# Starting to Warm Up - House Perimeter Spraying



## mobiledynamics (Aug 9, 2020)

For the last 5-8 years for whatever reason, ants tend to be in the house once in warms up.
No rhyme or reason and it was never like this prior. But it's been a thing every year, different spots every year....

Anyhow, I do think that doing a perimeter spray of Termidor does help. When it was 1st noticed...it would be a whole swarm. After doing perimeter spray the last couple years, it's not like a whole army.

Any of you guys have the same issue once it warms up.

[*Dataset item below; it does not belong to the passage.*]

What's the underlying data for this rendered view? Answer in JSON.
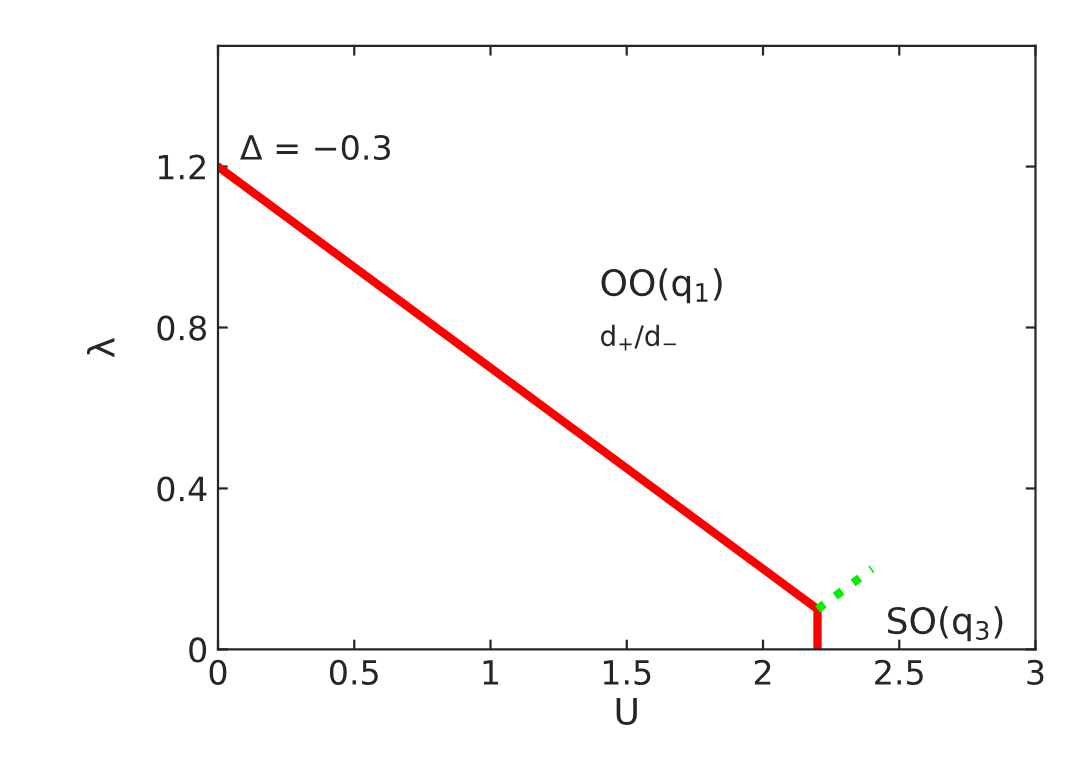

Rainy this week but I'll be doing my app of perimeter spraying next week


----------



## Easyluck (Feb 5, 2019)

I use bait stations placed every 10 feet up against the house. I use two different active ingredients and alternate each station. That combined with a perimeter spray every 3 months has worked exceptionally well.


----------



## mobiledynamics (Aug 9, 2020)

Never did consider bait stations as I did not want to -draw- them towards the house. No soil drench either (although I think it might help) as I like to keep the micro/macros and worms alive....Just perimeter spray on the surface and well, spring rains are spring rains. If I get extended long rainy days, even though it states no washout, I usually give it a topcoat.

No clue where they are even coming in from but I suppose even the sliver of a opening.
One year, it's ground floor LR. Another year, it will be 2nd floor bathroom, etc.


----------



## ionicatoms (Mar 8, 2020)

I used Advance 375a + terro bait stations at my parent's house when I was preparing the house for sale. Worked well enough.


----------



## Easyluck (Feb 5, 2019)

Your house is a bait station. Bait stations work because they draw them in and they carry the insecticide back to the colony where it kills the queen.


----------



## mobiledynamics (Aug 9, 2020)

Ha. EL. Didn't look at it that way, I suppose.


----------



## ABC123 (Jul 14, 2017)

I just subscribed to the domyown pest control subscription. They send out products about once a month and then you spray around the house perimeter.

Ive also done the Fungicide subscription and it worked fantastic.


----------



## Mightyquinn (Jan 31, 2017)

I've been using Suspend Polyzone and Tekko Pro IGR every 3 months during the growing season around the perimeter of my house for the last couple of years with good success. Using this in conjunction with monthly Bifen applications to the lawn keeps 99% of the bugs out of the house.


----------



## Monocot Master (Feb 28, 2021)

I no longer have ants after doing scheduled blanket Bifenthrin applications to my lawn. My primary culprit was red imported fire ants, in the lawn and beds, and in the house when the soil was saturated from excessive rain. Also occasionally got sugar ants, but no sign of those either.


----------



## Alphaone (11 mo ago)

i use Bifen @ 2oz/gal and Fipronil(Taurus SC)@0.5oz/gal once every 4 months. i spray 6 inches of soil outside the perimeter and 18 inches up. plus under all the siding where it meets the foundation and around all possible entry points i.e. hose bibs/doors/windows/dryer vents ect and the only bugs i find inside my house are dead ones. once a year i'll go inside the house and spray the same mix under the stove/sinks/toliets/fridge as well


----------